Remaining issues, and what this means
Clearly, this approach has come a long way in the past 10 years. Researchers have moved from relatively noisy reconstructions of video frames to predicting which words someone is listening to or even imagining. This technology could have important applications—some of which are unambiguously positive (e.g., helping stroke patients communicate with their loved ones), and others which are much more concerning (e.g., a new form of “enhanced” interrogation).
Yet there are a number of roadblocks lying between here and there.
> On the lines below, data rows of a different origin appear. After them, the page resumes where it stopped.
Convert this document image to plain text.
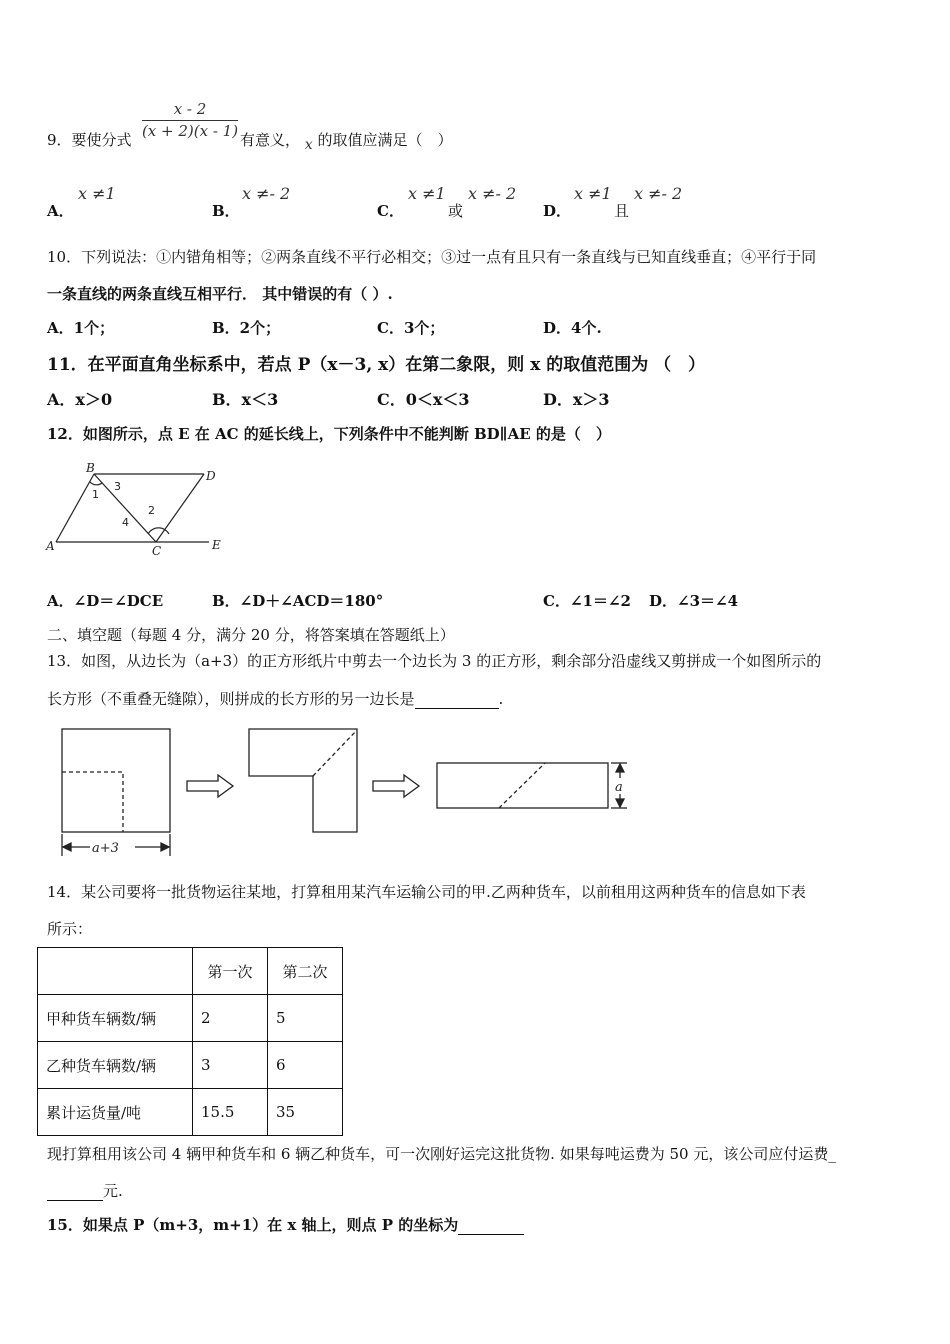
x - 2
(x + 2)(x - 1)
9．要使分式	有意义， x 的取值应满足（　）
A．
x ≠1
B．
x ≠- 2
C．
x ≠1
或
x ≠- 2
D．
x ≠1
且
x ≠- 2
10．下列说法：①内错角相等；②两条直线不平行必相交；③过一点有且只有一条直线与已知直线垂直；④平行于同
一条直线的两条直线互相平行． 其中错误的有（ ）.
A．1个；	B．2个；	C．3个；	D．4个.
11．在平面直角坐标系中，若点 P（x－3, x）在第二象限，则 x 的取值范围为 （　）
A．x＞0	B．x＜3	C．0＜x＜3	D．x＞3
12．如图所示，点 E 在 AC 的延长线上，下列条件中不能判断 BD∥AE 的是（　）
A
B
C
D
E
1
2
3
4
A．∠D＝∠DCE	B．∠D＋∠ACD＝180°	C．∠1＝∠2 D．∠3＝∠4
二、填空题（每题 4 分，满分 20 分，将答案填在答题纸上）
13．如图，从边长为（a+3）的正方形纸片中剪去一个边长为 3 的正方形，剩余部分沿虚线又剪拼成一个如图所示的
长方形（不重叠无缝隙），则拼成的长方形的另一边长是	.
a+3
a
14．某公司要将一批货物运往某地，打算租用某汽车运输公司的甲.乙两种货车，以前租用这两种货车的信息如下表
所示：
	第一次	第二次
甲种货车辆数/辆	2	5
乙种货车辆数/辆	3	6
累计运货量/吨	15.5	35
现打算租用该公司 4 辆甲种货车和 6 辆乙种货车，可一次刚好运完这批货物. 如果每吨运费为 50 元，该公司应付运费_
元.
15．如果点 P（m+3，m+1）在 x 轴上，则点 P 的坐标为
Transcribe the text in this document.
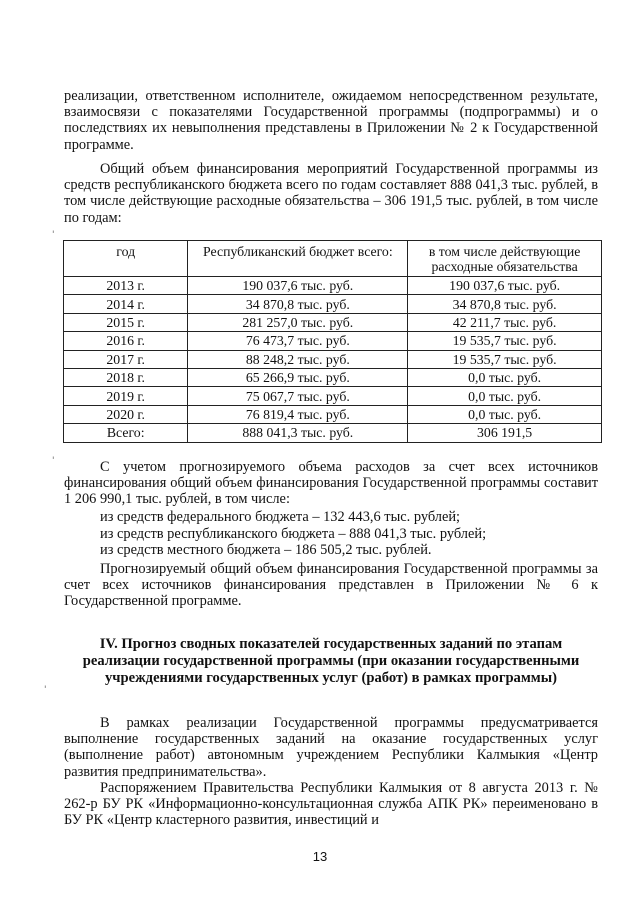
реализации, ответственном исполнителе, ожидаемом непосредственном результате, взаимосвязи с показателями Государственной программы (подпрограммы) и о последствиях их невыполнения представлены в Приложении № 2 к Государственной программе.

Общий объем финансирования мероприятий Государственной программы из средств республиканского бюджета всего по годам составляет 888 041,3 тыс. рублей, в том числе действующие расходные обязательства – 306 191,5 тыс. рублей, в том числе по годам:

'
год	Республиканский бюджет всего:	в том числе действующие расходные обязательства
2013 г.	190 037,6 тыс. руб.	190 037,6 тыс. руб.
2014 г.	34 870,8 тыс. руб.	34 870,8 тыс. руб.
2015 г.	281 257,0 тыс. руб.	42 211,7 тыс. руб.
2016 г.	76 473,7 тыс. руб.	19 535,7 тыс. руб.
2017 г.	88 248,2 тыс. руб.	19 535,7 тыс. руб.
2018 г.	65 266,9 тыс. руб.	0,0 тыс. руб.
2019 г.	75 067,7 тыс. руб.	0,0 тыс. руб.
2020 г.	76 819,4 тыс. руб.	0,0 тыс. руб.
Всего:	888 041,3 тыс. руб.	306 191,5
'	С учетом прогнозируемого объема расходов за счет всех источников финансирования общий объем финансирования Государственной программы составит 1 206 990,1 тыс. рублей, в том числе:

из средств федерального бюджета – 132 443,6 тыс. рублей;
из средств республиканского бюджета – 888 041,3 тыс. рублей;
из средств местного бюджета – 186 505,2 тыс. рублей.

Прогнозируемый общий объем финансирования Государственной программы за счет всех источников финансирования представлен в Приложении № 6 к Государственной программе.

IV. Прогноз сводных показателей государственных заданий по этапам реализации государственной программы (при оказании государственными учреждениями государственных услуг (работ) в рамках программы)
'

В рамках реализации Государственной программы предусматривается выполнение государственных заданий на оказание государственных услуг (выполнение работ) автономным учреждением Республики Калмыкия «Центр развития предпринимательства».

Распоряжением Правительства Республики Калмыкия от 8 августа 2013 г. № 262-р БУ РК «Информационно-консультационная служба АПК РК» переименовано в БУ РК «Центр кластерного развития, инвестиций и

13
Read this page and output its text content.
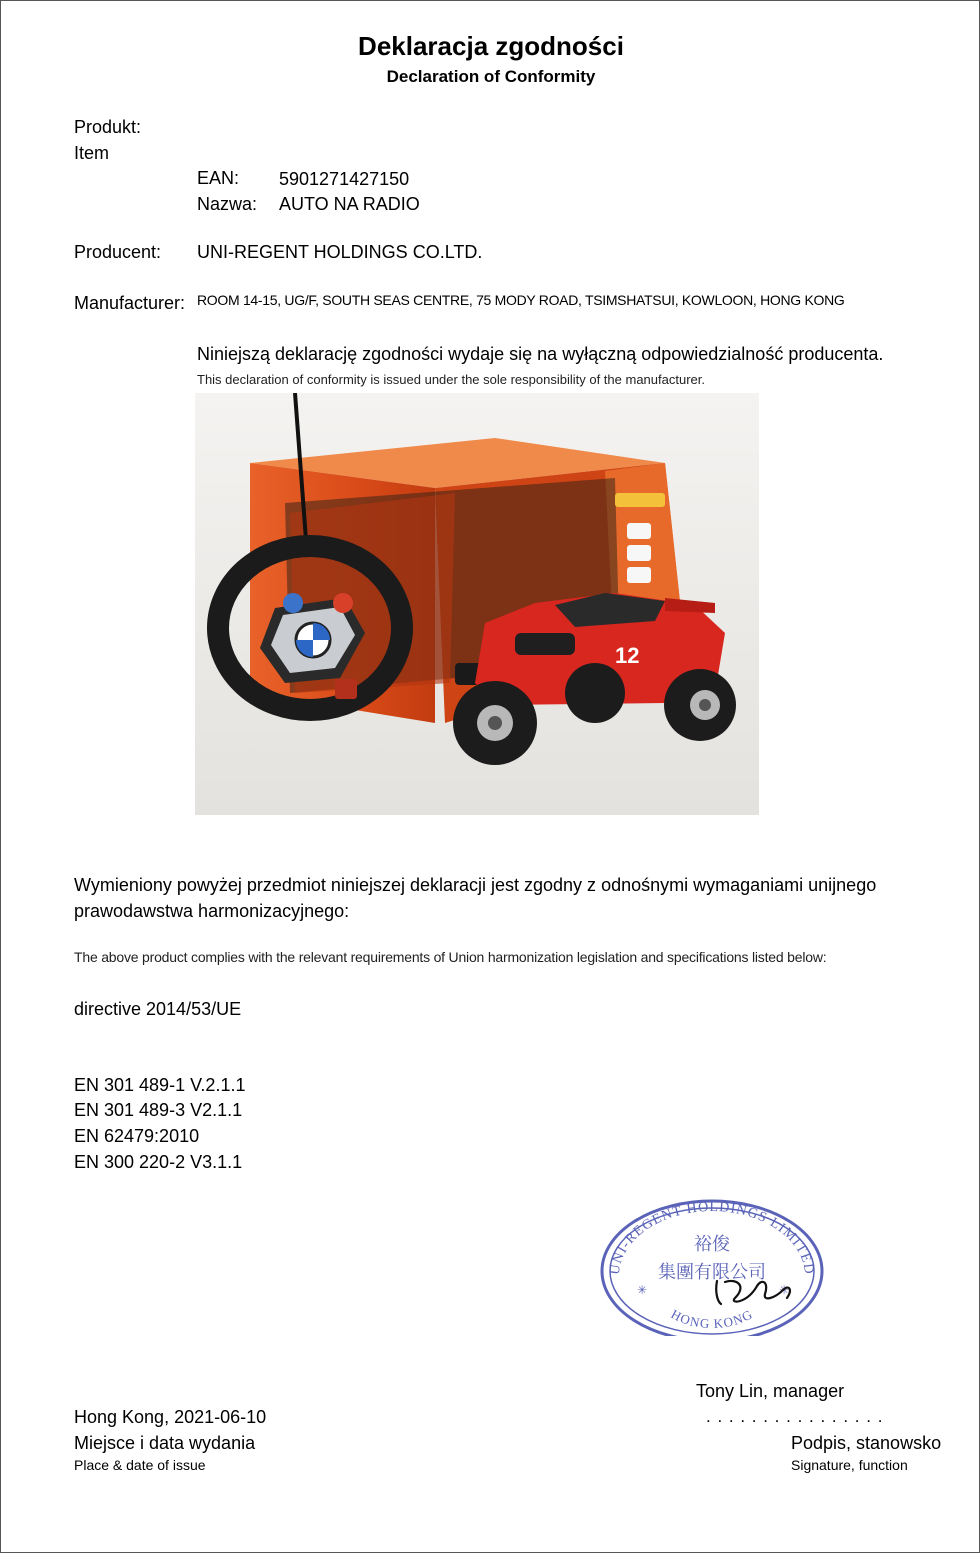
Deklaracja zgodności
Declaration of Conformity
Produkt:
Item
EAN: 5901271427150
Nazwa: AUTO NA RADIO
Producent: UNI-REGENT HOLDINGS CO.LTD.
Manufacturer: ROOM 14-15, UG/F, SOUTH SEAS CENTRE, 75 MODY ROAD, TSIMSHATSUI, KOWLOON, HONG KONG
Niniejszą deklarację zgodności wydaje się na wyłączną odpowiedzialność producenta.
This declaration of conformity is issued under the sole responsibility of the manufacturer.
12
Wymieniony powyżej przedmiot niniejszej deklaracji jest zgodny z odnośnymi wymaganiami unijnego
prawodawstwa harmonizacyjnego:
The above product complies with the relevant requirements of Union harmonization legislation and specifications listed below:
directive 2014/53/UE
EN 301 489-1 V.2.1.1
EN 301 489-3 V2.1.1
EN 62479:2010
EN 300 220-2 V3.1.1
UNI-REGENT HOLDINGS LIMITED
HONG KONG
裕俊
集團有限公司
✳	✳
Tony Lin, manager
. . . . . . . . . . . . . . . .
Hong Kong, 2021-06-10
Miejsce i data wydania
Place & date of issue
Podpis, stanowsko
Signature, function
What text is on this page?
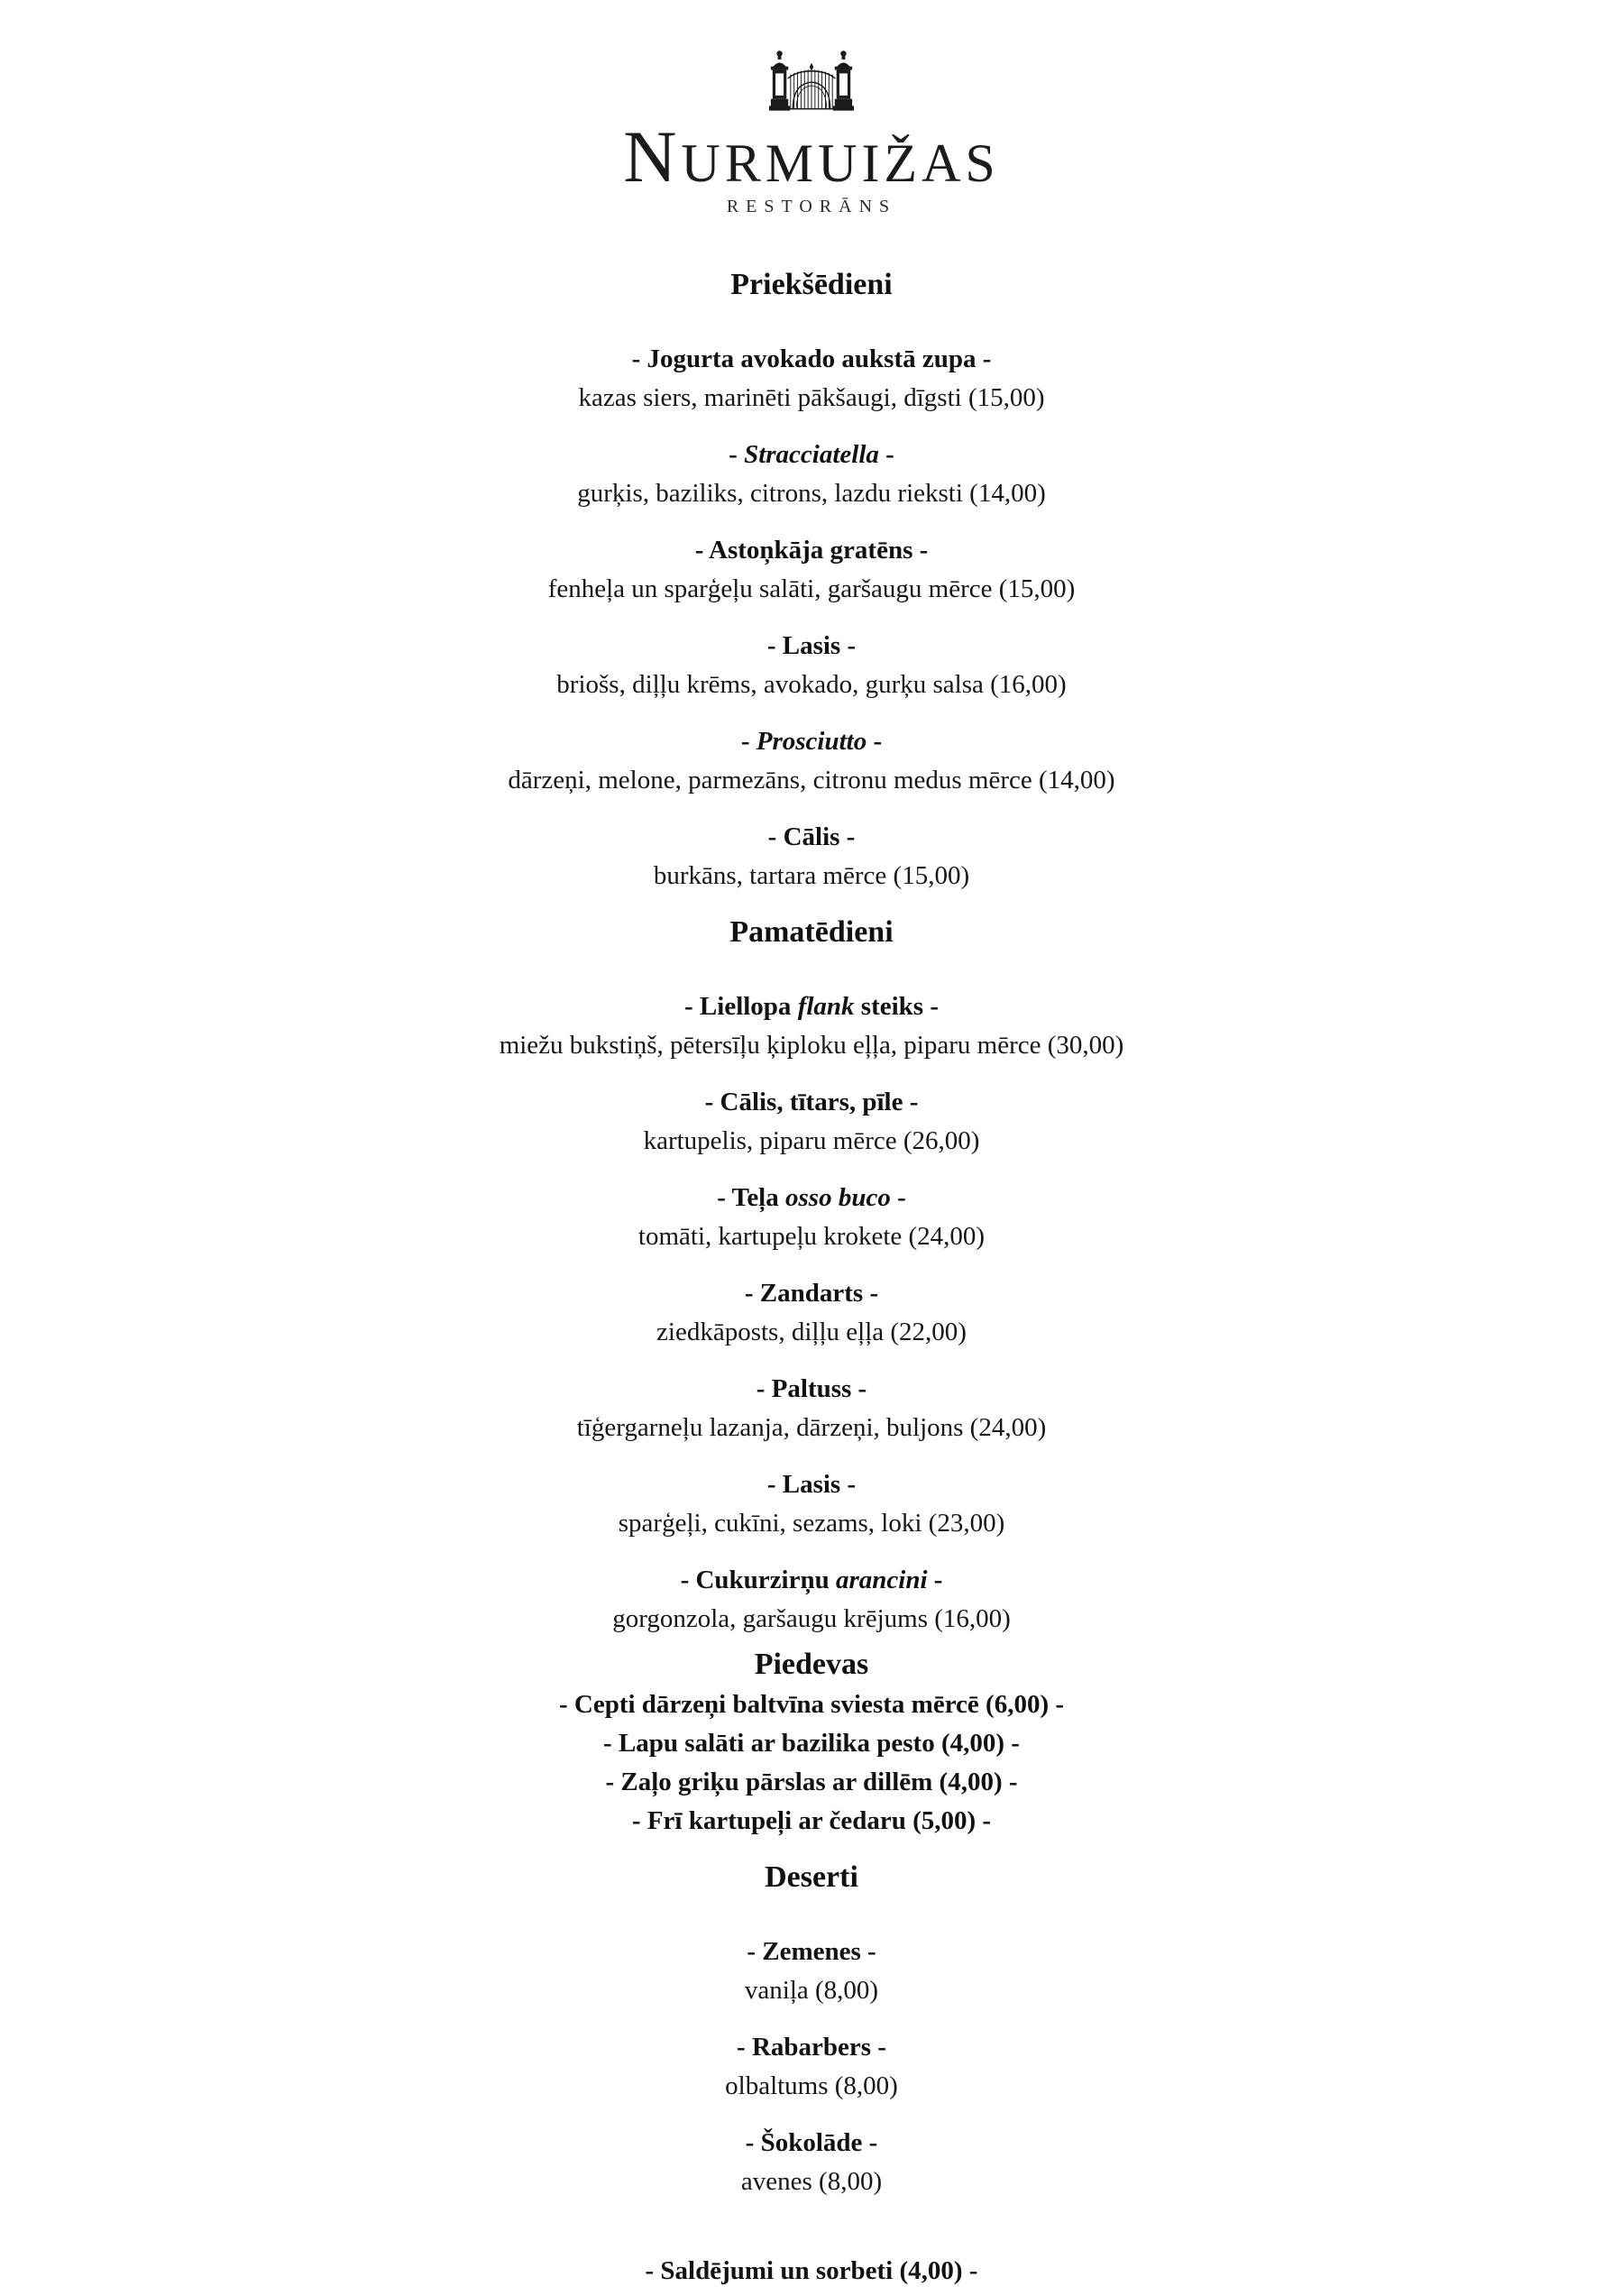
NURMUIŽAS
RESTORĀNS
Priekšēdieni
- Jogurta avokado aukstā zupa -
kazas siers, marinēti pākšaugi, dīgsti (15,00)
- Stracciatella -
gurķis, baziliks, citrons, lazdu rieksti (14,00)
- Astoņkāja gratēns -
fenheļa un sparģeļu salāti, garšaugu mērce (15,00)
- Lasis -
briošs, diļļu krēms, avokado, gurķu salsa (16,00)
- Prosciutto -
dārzeņi, melone, parmezāns, citronu medus mērce (14,00)
- Cālis -
burkāns, tartara mērce (15,00)
Pamatēdieni
- Liellopa flank steiks -
miežu bukstiņš, pētersīļu ķiploku eļļa, piparu mērce (30,00)
- Cālis, tītars, pīle -
kartupelis, piparu mērce (26,00)
- Teļa osso buco -
tomāti, kartupeļu krokete (24,00)
- Zandarts -
ziedkāposts, diļļu eļļa (22,00)
- Paltuss -
tīģergarneļu lazanja, dārzeņi, buljons (24,00)
- Lasis -
sparģeļi, cukīni, sezams, loki (23,00)
- Cukurzirņu arancini -
gorgonzola, garšaugu krējums (16,00)
Piedevas
- Cepti dārzeņi baltvīna sviesta mērcē (6,00) -
- Lapu salāti ar bazilika pesto (4,00) -
- Zaļo griķu pārslas ar dillēm (4,00) -
- Frī kartupeļi ar čedaru (5,00) -
Deserti
- Zemenes -
vaniļa (8,00)
- Rabarbers -
olbaltums (8,00)
- Šokolāde -
avenes (8,00)
- Saldējumi un sorbeti (4,00) -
The first major obstacle—for both applications, in fact—is that human brains are just very different from each other. Brains differ in their gross anatomy, and they also vary in terms of how exactly they respond to various stimuli. This means that (as the authors showed) an encoder/decoder trained on one person’s brain wouldn’t work very well for another person’s brain. That’s a big limitation, though it’s possible that advances in cognitive and neural “phenotyping”—clustering brains into discrete categories as a function of their structure or genetics—could help with this.
Another major obstacle is that fMRI scanners are very big. You can’t exactly lug them around with you, and the whole process of setting them up for a session is time-consuming also expensive. That limits the practicality of this technology as a communicative aid.
All that being said, I also think it’s worthwhile taking a step back and noting how remarkable this research is. As a researcher, it’s sometimes easier and less vulnerable to feel cynical or pessimistic about the state of the field. But when I read this paper, I felt the same excitement I felt back as an undergraduate in Professor Gallant’s class. Despite the limitations I’ve mentioned, I think that what the authors of this paper have achieved is genuinely amazing—and the approach might well become more viable if we see improvements in language models and portable neuro-imaging technology over the years to come.
Though there is extensive work trying to identify the “neural generators” of particular patterns in the EEG signal.
Note that the “∝” symbol is the proportion symbol.
Technically, they recruited seven subjects total, but four of those subjects were used only for evaluating the cross-subject decoders, so the bulk of the empirical data come from the first three subjects.
People all have different brains. Localizer tasks are used to identify which parts of a particular person’s brain respond to which kinds of stimuli.
Notably, this is also a big issue for BCI applications.